When the caravan arrives in Egypt they in turn sell Joseph as a slave to a man named Potiphar, one of Pharaoh’s officials and captain of the guard. Joseph becomes a slave in Egypt but because of his ability in administration and God’s providence, the Bible says that the Lord watched out over him.
Genesis 39:2-6
Joseph was a gifted young man, not only with the ability to interpret dreams but he had the ability to lead others and administrate a large household financially and relationally. But because Joseph was well built, handsome and talented, that was when his troubles begin.
Joseph has long been a model of integrity, self-control, and one who handles responsibility well. Listen to what happens.
Genesis 39:7-10
Even though for years we have considered Joseph a model of self-control, I was thinking about Joseph one night this week, and thought, maybe Joseph wasn’t as much tempted by Potiphar’s wife as he was scared of her. Maybe she was ugly. Maybe she was 400 pounds with greasy hair. Probably not, but I’m sure he was scared…but scared of the consequences more than he was of the woman. Maybe she was old, we know he was young. But this flirting situation one day goes beyond flirting.
Genesis 39:11-12
Maybe the reason he ran was a combination of both fear and weakness. Maybe he knew he was weak and so he ran. Maybe the way Joseph dealt with temptation is the way we should deal with temptation…maybe we should fear the temptation instead of finding ourselves excited and allured by the temptation. Maybe we should run because we can admit we are weak. Maybe we should fear the consequences of God a little more.

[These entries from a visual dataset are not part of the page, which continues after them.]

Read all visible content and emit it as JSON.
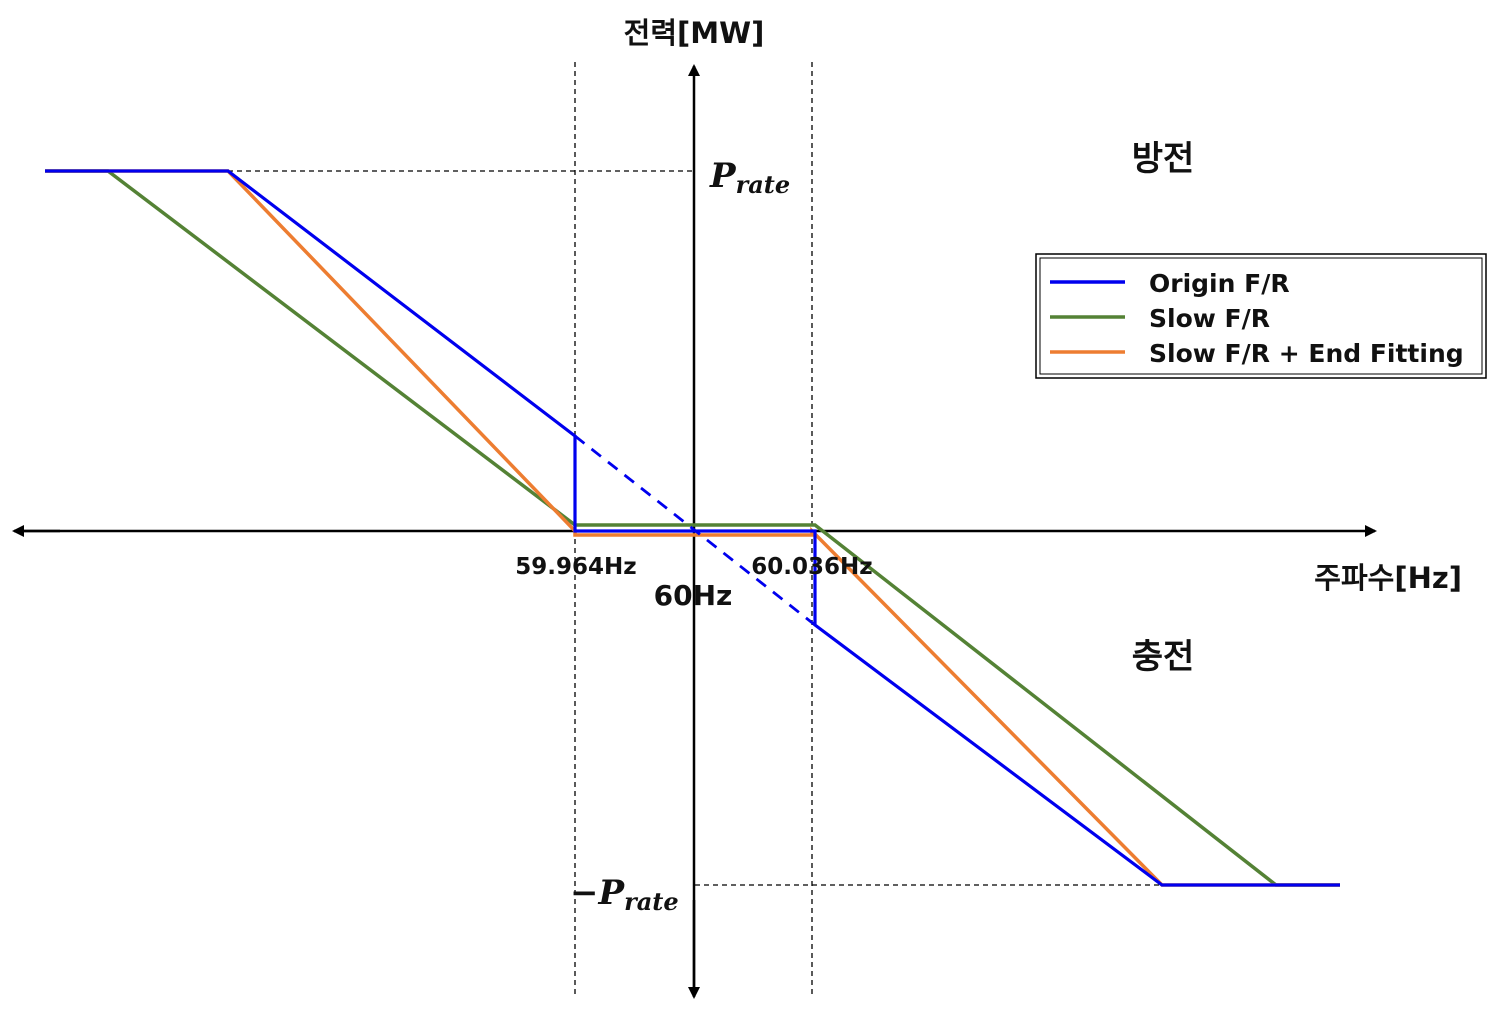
{
  "axes": {
    "y_label": "전력[MW]",
    "x_label": "주파수[Hz]"
  },
  "regions": {
    "discharge": "방전",
    "charge": "충전"
  },
  "markers": {
    "p_rate_symbol": "P",
    "p_rate_sub": "rate",
    "neg_p_rate_prefix": "−",
    "f_low": "59.964Hz",
    "f_high": "60.036Hz",
    "f_nominal": "60Hz"
  },
  "legend": {
    "items": [
      {
        "label": "Origin F/R",
        "color": "#0000ee"
      },
      {
        "label": "Slow F/R",
        "color": "#548235"
      },
      {
        "label": "Slow F/R + End Fitting",
        "color": "#ed7d31"
      }
    ]
  },
  "colors": {
    "origin": "#0000ee",
    "slow": "#548235",
    "fitting": "#ed7d31",
    "axis": "#000000"
  }
}
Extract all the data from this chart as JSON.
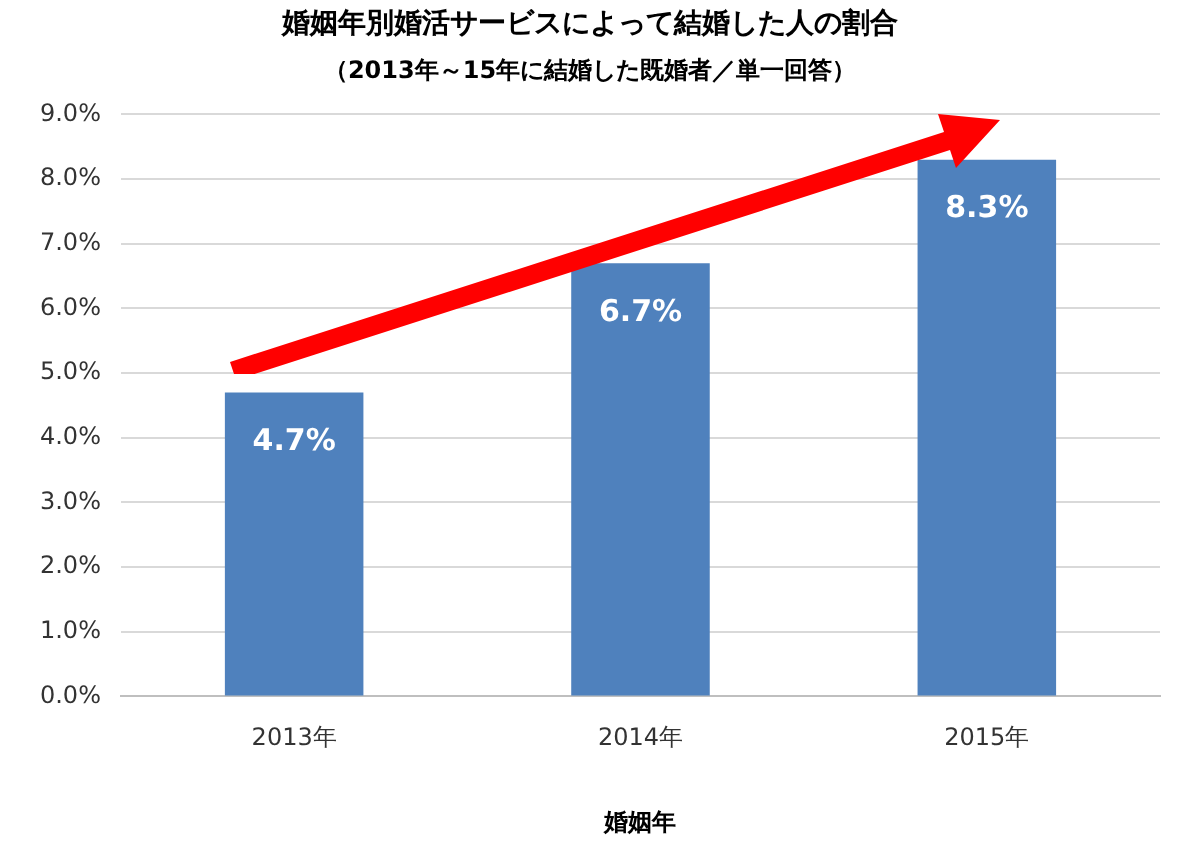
{
  "chart_data": {
    "type": "bar",
    "title": "婚姻年別婚活サービスによって結婚した人の割合",
    "subtitle": "（2013年～15年に結婚した既婚者／単一回答）",
    "xlabel": "婚姻年",
    "categories": [
      "2013年",
      "2014年",
      "2015年"
    ],
    "values": [
      4.7,
      6.7,
      8.3
    ],
    "value_labels": [
      "4.7%",
      "6.7%",
      "8.3%"
    ],
    "color": "#4f81bd",
    "ylim": [
      0,
      9
    ],
    "yticks": [
      {
        "value": 0,
        "label": "0.0%"
      },
      {
        "value": 1,
        "label": "1.0%"
      },
      {
        "value": 2,
        "label": "2.0%"
      },
      {
        "value": 3,
        "label": "3.0%"
      },
      {
        "value": 4,
        "label": "4.0%"
      },
      {
        "value": 5,
        "label": "5.0%"
      },
      {
        "value": 6,
        "label": "6.0%"
      },
      {
        "value": 7,
        "label": "7.0%"
      },
      {
        "value": 8,
        "label": "8.0%"
      },
      {
        "value": 9,
        "label": "9.0%"
      }
    ],
    "grid": "y",
    "legend": false
  }
}
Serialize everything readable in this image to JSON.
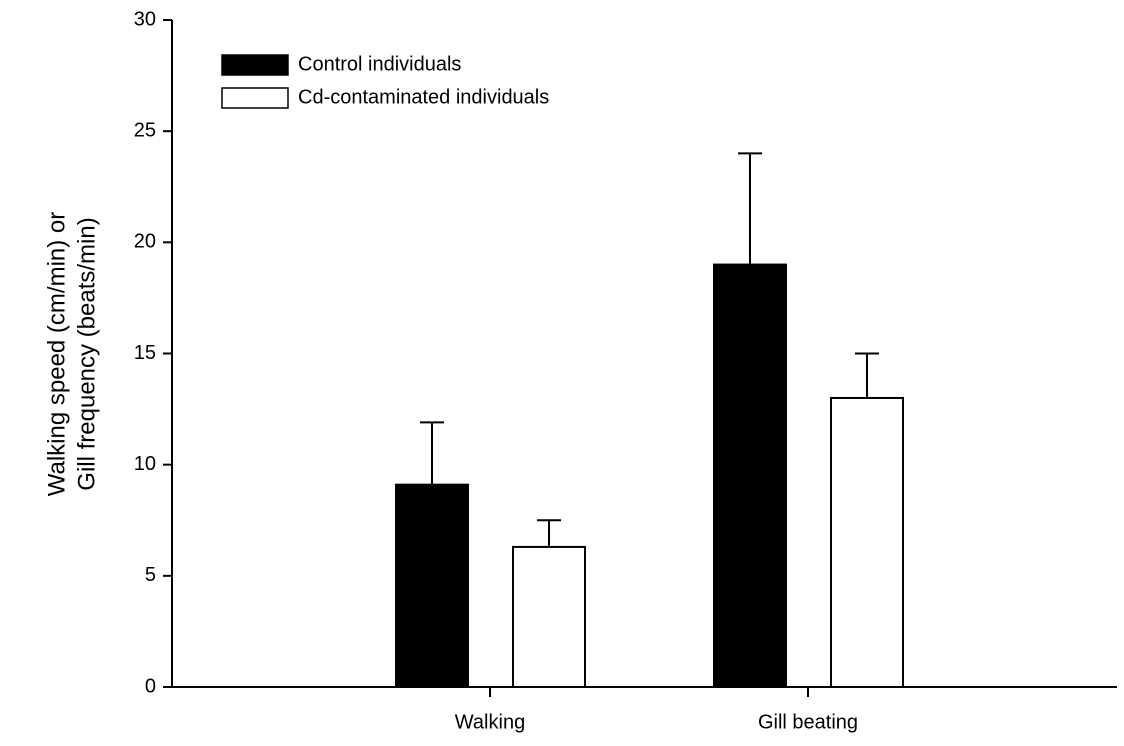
{
  "chart_data": {
    "type": "bar",
    "ylabel": [
      "Walking speed (cm/min) or",
      "Gill frequency (beats/min)"
    ],
    "categories": [
      "Walking",
      "Gill beating"
    ],
    "series": [
      {
        "name": "Control individuals",
        "color": "#000000",
        "values": [
          9.1,
          19.0
        ],
        "errors": [
          2.8,
          5.0
        ]
      },
      {
        "name": "Cd-contaminated individuals",
        "color": "#ffffff",
        "values": [
          6.3,
          13.0
        ],
        "errors": [
          1.2,
          2.0
        ]
      }
    ],
    "ylim": [
      0,
      30
    ],
    "yticks": [
      0,
      5,
      10,
      15,
      20,
      25,
      30
    ],
    "grid": false,
    "legend": "upper left"
  }
}
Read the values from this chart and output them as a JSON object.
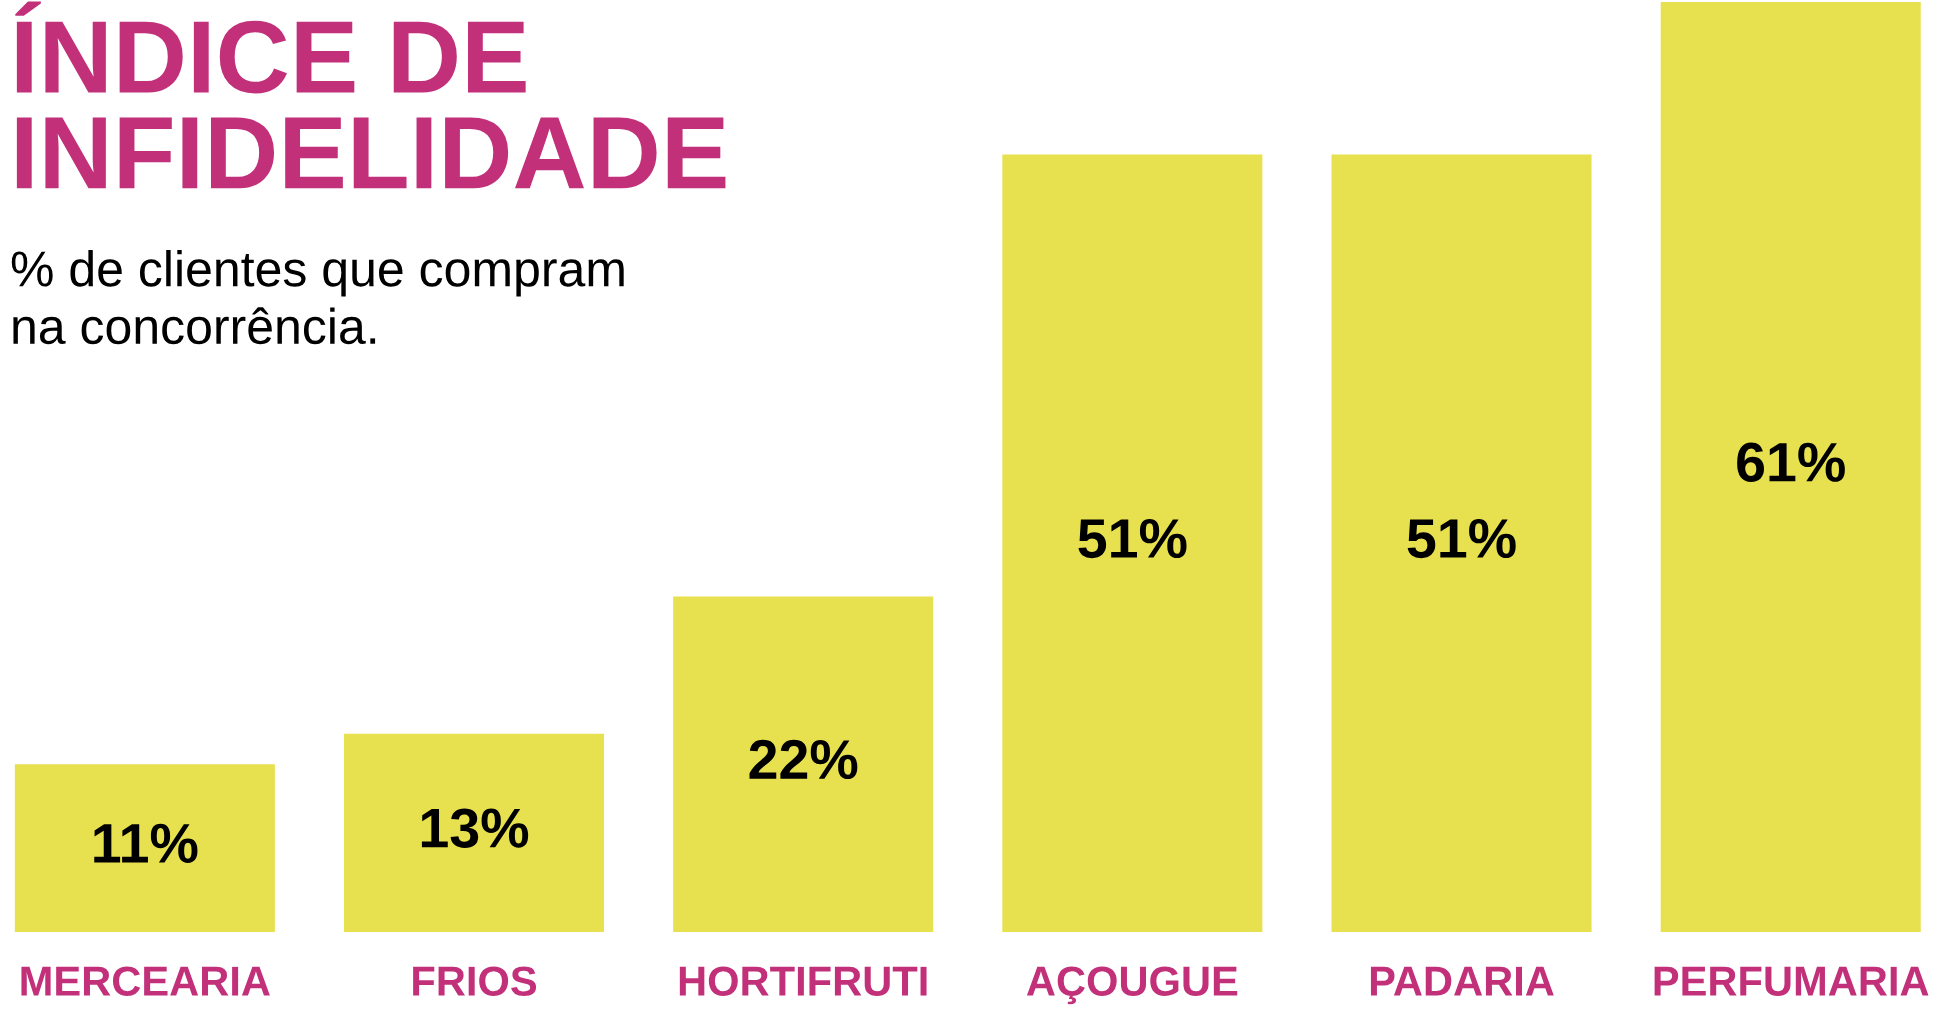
{
  "chart_data": {
    "type": "bar",
    "title": "ÍNDICE DE\nINFIDELIDADE",
    "subtitle": "% de clientes que compram\nna concorrência.",
    "categories": [
      "MERCEARIA",
      "FRIOS",
      "HORTIFRUTI",
      "AÇOUGUE",
      "PADARIA",
      "PERFUMARIA"
    ],
    "values": [
      11,
      13,
      22,
      51,
      51,
      61
    ],
    "value_labels": [
      "11%",
      "13%",
      "22%",
      "51%",
      "51%",
      "61%"
    ],
    "color": "#e8e14f",
    "grid": false,
    "legend": false
  }
}
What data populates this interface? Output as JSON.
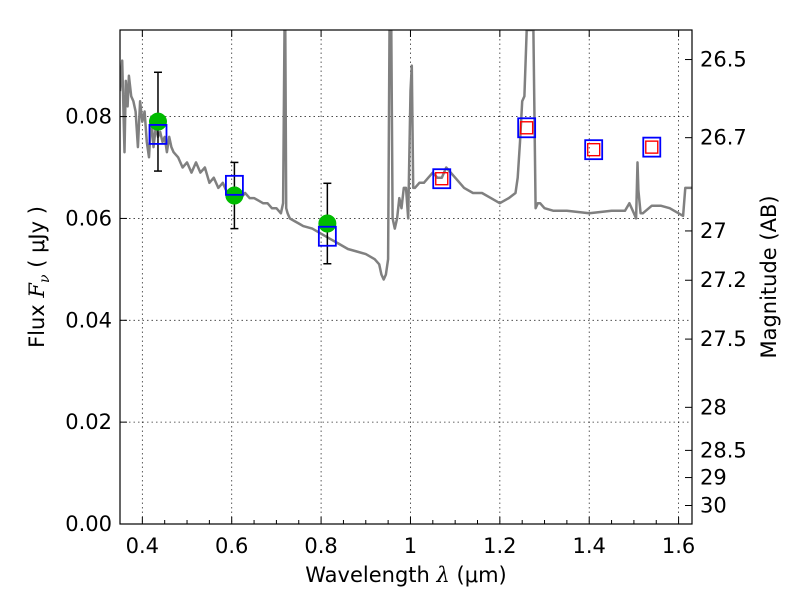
{
  "chart_data": {
    "type": "scatter",
    "xlabel": "Wavelength",
    "xlabel_symbol": "λ",
    "xlabel_unit": " (μm)",
    "ylabel": "Flux",
    "ylabel_symbol": "F",
    "ylabel_sub": "ν",
    "ylabel_unit": "( μJy )",
    "y2label": "Magnitude (AB)",
    "xlim": [
      0.35,
      1.63
    ],
    "ylim": [
      0.0,
      0.097
    ],
    "grid": true,
    "x_ticks": [
      0.4,
      0.6,
      0.8,
      1.0,
      1.2,
      1.4,
      1.6
    ],
    "x_tick_labels": [
      "0.4",
      "0.6",
      "0.8",
      "1",
      "1.2",
      "1.4",
      "1.6"
    ],
    "y_ticks": [
      0.0,
      0.02,
      0.04,
      0.06,
      0.08
    ],
    "y_tick_labels": [
      "0.00",
      "0.02",
      "0.04",
      "0.06",
      "0.08"
    ],
    "y2_ticks": [
      26.5,
      26.7,
      27,
      27.2,
      27.5,
      28,
      28.5,
      29,
      30
    ],
    "y2_tick_labels": [
      "26.5",
      "26.7",
      "27",
      "27.2",
      "27.5",
      "28",
      "28.5",
      "29",
      "30"
    ],
    "y2_zero_point_uJy": 3630780000,
    "colors": {
      "model": "#808080",
      "observed": "#00bb00",
      "model_photometry": "#0000ff",
      "upper_limit": "#ff0000",
      "errorbar": "#000000"
    },
    "series": [
      {
        "kind": "line",
        "x": [
          0.35,
          0.355,
          0.36,
          0.363,
          0.367,
          0.37,
          0.375,
          0.38,
          0.385,
          0.39,
          0.395,
          0.4,
          0.405,
          0.41,
          0.415,
          0.42,
          0.425,
          0.43,
          0.435,
          0.44,
          0.445,
          0.45,
          0.455,
          0.46,
          0.465,
          0.47,
          0.48,
          0.49,
          0.5,
          0.51,
          0.52,
          0.53,
          0.54,
          0.55,
          0.56,
          0.57,
          0.58,
          0.59,
          0.6,
          0.61,
          0.62,
          0.63,
          0.64,
          0.65,
          0.66,
          0.67,
          0.68,
          0.69,
          0.7,
          0.71,
          0.715,
          0.718,
          0.72,
          0.722,
          0.725,
          0.73,
          0.74,
          0.75,
          0.76,
          0.78,
          0.8,
          0.82,
          0.84,
          0.86,
          0.88,
          0.9,
          0.92,
          0.93,
          0.935,
          0.94,
          0.945,
          0.95,
          0.953,
          0.955,
          0.957,
          0.96,
          0.965,
          0.97,
          0.975,
          0.98,
          0.985,
          0.99,
          0.995,
          1.0,
          1.003,
          1.006,
          1.01,
          1.02,
          1.03,
          1.04,
          1.05,
          1.06,
          1.07,
          1.08,
          1.09,
          1.1,
          1.12,
          1.14,
          1.16,
          1.18,
          1.2,
          1.22,
          1.235,
          1.24,
          1.245,
          1.25,
          1.255,
          1.26,
          1.265,
          1.27,
          1.275,
          1.28,
          1.285,
          1.29,
          1.3,
          1.32,
          1.35,
          1.4,
          1.45,
          1.48,
          1.49,
          1.5,
          1.505,
          1.508,
          1.51,
          1.515,
          1.52,
          1.54,
          1.56,
          1.58,
          1.6,
          1.61,
          1.615,
          1.62,
          1.63
        ],
        "y": [
          0.085,
          0.091,
          0.073,
          0.087,
          0.082,
          0.088,
          0.084,
          0.083,
          0.081,
          0.074,
          0.083,
          0.079,
          0.081,
          0.075,
          0.072,
          0.08,
          0.074,
          0.078,
          0.076,
          0.077,
          0.075,
          0.076,
          0.073,
          0.076,
          0.074,
          0.073,
          0.072,
          0.07,
          0.071,
          0.069,
          0.071,
          0.069,
          0.07,
          0.067,
          0.068,
          0.066,
          0.067,
          0.065,
          0.0655,
          0.066,
          0.064,
          0.065,
          0.064,
          0.064,
          0.0635,
          0.063,
          0.063,
          0.062,
          0.062,
          0.061,
          0.063,
          0.097,
          0.097,
          0.062,
          0.061,
          0.06,
          0.0595,
          0.059,
          0.0585,
          0.058,
          0.057,
          0.056,
          0.055,
          0.054,
          0.0535,
          0.053,
          0.052,
          0.051,
          0.049,
          0.048,
          0.049,
          0.052,
          0.097,
          0.097,
          0.097,
          0.06,
          0.058,
          0.06,
          0.064,
          0.062,
          0.066,
          0.066,
          0.06,
          0.085,
          0.09,
          0.066,
          0.066,
          0.067,
          0.067,
          0.068,
          0.069,
          0.068,
          0.068,
          0.07,
          0.069,
          0.068,
          0.066,
          0.065,
          0.065,
          0.064,
          0.063,
          0.064,
          0.065,
          0.068,
          0.075,
          0.083,
          0.084,
          0.097,
          0.097,
          0.097,
          0.097,
          0.062,
          0.063,
          0.063,
          0.062,
          0.0615,
          0.0615,
          0.061,
          0.0615,
          0.0615,
          0.063,
          0.061,
          0.06,
          0.071,
          0.0655,
          0.061,
          0.061,
          0.0625,
          0.0625,
          0.062,
          0.061,
          0.0605,
          0.066,
          0.066,
          0.066
        ]
      },
      {
        "kind": "observed",
        "x": [
          0.435,
          0.606,
          0.814
        ],
        "y": [
          0.079,
          0.0645,
          0.059
        ],
        "yerr": [
          0.0097,
          0.0065,
          0.0079
        ]
      },
      {
        "kind": "model_photometry",
        "x": [
          0.435,
          0.606,
          0.814,
          1.07,
          1.26,
          1.41,
          1.54
        ],
        "y": [
          0.0765,
          0.0665,
          0.0565,
          0.0678,
          0.0778,
          0.0735,
          0.074
        ]
      },
      {
        "kind": "upper_limit",
        "x": [
          1.07,
          1.26,
          1.41,
          1.54
        ],
        "y": [
          0.0678,
          0.0778,
          0.0735,
          0.074
        ]
      }
    ]
  }
}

As we think about Joseph’s plight and how he dealt with temptation, lets learn some applicable lessons we can begin to practice in our life today and lets start the New Year out right by committing today to develop strategies in our life to confront the temptation we are bound to face in 2006.
There are 5 strategies we can use to confront temptation in our lives.
5 Strategies to Confront Temptation
1. First, Beware of when you are weak and of what makes you weak.
It helps if you can understand when you are more susceptible to temptation. Most of us are more susceptible to temptation when we are weak, down, overburdened, dejected, and rejected. For me, when I am tired I am much more apt to lose self-control. Know what makes you weak and learn to recognize it when it arrives.
Joseph was weak too…he was rejected by his family, burdened with slavery, and alone in a foreign land. I wonder if Joseph, because he was so alone and so dejected, enjoyed her attention and her compliments…and maybe in a house filled with servants, he placed himself in too vulnerable of a position. Maybe, like some Joseph enjoyed being strong…he found confidence in turning down her propositions until one day…he wasn’t strong…and when she grabbed him he felt a thrill of anticipation, a surge of excitement and he felt his strength drain from him and he knew he had to run and run fast.